It’s amazing how what seems obvious to everyone can still sneak up on you and bite you in the ass. This can be in a good or bad way, as you’ll see in this piece. As the summer winds down I always like to take some time and reflect on how I spent my time, and what I can do better so that next year I don’t fall into the same traps. Doing this exercise may seem dull or depressing, but I find it eye-opening and quite helpful. This year I’ve accomplished quite a bit, and I’m heading back into the school year feeling refreshed and ready to take on the new batch of Kindergartners.
Over the summer I had been really focusing on eating well (meaning tons of fresh produce, pasture-raised meats and eggs, nuts and seeds – basically a Paleo-esque diet) and exercising every day. I got inspired by Nerd Fitness, an amazing resource that is witty, insightful and encouraging all in one. It really focuses on making one small change at a time, like adding a vegetable to every meal, or swapping one of your morning coffees for a glass of water, etc. I went with it, thinking it certainly wouldn’t do any harm, and what did I discover? Over the summer, without really trying, I had lost 7 pounds. Consider my ass bitten by surprise! In the past I always tried big, massive changes in order to “get in shape” and they never seemed to work in my favour, but using teeny tiny little steps towards building better habits paid off in the extreme.
On the flip side, tiny steps can work against you. They certainly did this summer in the financial department. Summer is a carefree time, when I have all the days off to do whatever I please. As mentioned above I am quite tickled by how I spent my time, but as I peruse my credit card bill I am less than impressed with how I spent my money. The annoying thing is: most of the non-essential items on there are less than $10, but altogether they have added up to more spending than I did in the first six months of the year (not including things like groceries and rent). Ass bitten, but on the other cheek and in a far more painful manner.

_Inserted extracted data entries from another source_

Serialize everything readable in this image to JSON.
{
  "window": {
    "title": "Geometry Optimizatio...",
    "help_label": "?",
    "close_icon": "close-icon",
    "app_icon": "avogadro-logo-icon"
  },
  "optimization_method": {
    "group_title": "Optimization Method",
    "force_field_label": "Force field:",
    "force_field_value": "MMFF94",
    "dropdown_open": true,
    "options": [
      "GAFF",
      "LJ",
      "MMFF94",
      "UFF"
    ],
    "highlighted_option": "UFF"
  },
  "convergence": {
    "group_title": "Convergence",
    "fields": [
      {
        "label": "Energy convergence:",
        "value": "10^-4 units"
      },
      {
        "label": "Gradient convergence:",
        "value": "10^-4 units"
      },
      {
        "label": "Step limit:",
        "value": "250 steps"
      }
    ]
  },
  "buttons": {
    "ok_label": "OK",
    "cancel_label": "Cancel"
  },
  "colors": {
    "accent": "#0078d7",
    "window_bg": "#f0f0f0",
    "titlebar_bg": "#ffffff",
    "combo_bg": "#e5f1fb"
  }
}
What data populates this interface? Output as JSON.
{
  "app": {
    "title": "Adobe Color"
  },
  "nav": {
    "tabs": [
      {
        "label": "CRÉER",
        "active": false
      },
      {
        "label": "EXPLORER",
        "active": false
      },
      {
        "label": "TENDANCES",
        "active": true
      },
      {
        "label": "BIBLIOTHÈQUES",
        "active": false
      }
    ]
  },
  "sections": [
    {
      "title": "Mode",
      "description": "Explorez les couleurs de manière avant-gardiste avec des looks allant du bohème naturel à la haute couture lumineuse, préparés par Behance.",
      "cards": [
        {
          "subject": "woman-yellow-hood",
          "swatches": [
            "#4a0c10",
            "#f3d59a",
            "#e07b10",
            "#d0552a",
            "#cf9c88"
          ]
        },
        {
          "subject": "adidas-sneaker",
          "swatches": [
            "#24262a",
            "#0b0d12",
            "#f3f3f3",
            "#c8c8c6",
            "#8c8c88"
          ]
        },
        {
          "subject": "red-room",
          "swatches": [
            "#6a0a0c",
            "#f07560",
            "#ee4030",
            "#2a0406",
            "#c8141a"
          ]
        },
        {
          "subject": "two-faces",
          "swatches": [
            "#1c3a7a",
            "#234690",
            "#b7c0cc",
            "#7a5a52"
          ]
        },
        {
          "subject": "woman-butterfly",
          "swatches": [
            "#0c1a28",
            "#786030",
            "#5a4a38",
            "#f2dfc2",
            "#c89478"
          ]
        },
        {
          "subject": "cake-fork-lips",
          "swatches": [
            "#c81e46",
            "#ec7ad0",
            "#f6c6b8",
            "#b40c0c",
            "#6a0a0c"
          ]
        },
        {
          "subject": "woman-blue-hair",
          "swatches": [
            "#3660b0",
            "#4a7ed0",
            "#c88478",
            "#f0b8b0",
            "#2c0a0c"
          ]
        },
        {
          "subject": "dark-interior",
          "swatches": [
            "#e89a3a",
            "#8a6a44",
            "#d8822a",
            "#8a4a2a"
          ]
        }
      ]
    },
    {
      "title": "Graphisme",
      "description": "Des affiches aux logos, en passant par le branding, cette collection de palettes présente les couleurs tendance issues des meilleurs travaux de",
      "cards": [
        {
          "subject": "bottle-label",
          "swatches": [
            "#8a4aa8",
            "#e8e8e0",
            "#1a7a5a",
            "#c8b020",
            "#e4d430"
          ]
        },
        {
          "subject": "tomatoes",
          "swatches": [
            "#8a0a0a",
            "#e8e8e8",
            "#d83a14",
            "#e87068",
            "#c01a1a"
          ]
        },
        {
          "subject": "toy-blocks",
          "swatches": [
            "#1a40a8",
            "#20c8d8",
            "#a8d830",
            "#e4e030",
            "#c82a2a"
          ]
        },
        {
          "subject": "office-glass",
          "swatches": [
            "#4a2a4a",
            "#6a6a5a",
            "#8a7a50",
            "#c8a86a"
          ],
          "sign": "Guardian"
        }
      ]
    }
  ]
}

It was only in the past week that I got my wallet back in my pocket and left the credit cards at home again. In order to get more inspiration I got books out from the library about finances and motivating stories, I read Mr. Money Mustache, along with some of my other favourite blogs (ChooseFi, The Financial Diet, Dumpster Dog, among others), and found ways to entertain myself without having to spend my hard-earned moolah.
Going back to work brings a nice sense of discipline to my money life – not only do I have less time to spend the money, I am more aware of what working for a living feels like. After two months of not having to set an alarm you forget. This is an important lesson for me as I continue to delve into my Financial Independence journey – when I am no longer working, I’m going to need to find something more meaningful to fill my days with, otherwise I may not stay FI for very long. These tiny steps are excellent learning tools for me, and I plan on using their lessons to build more health and more wealth along the way.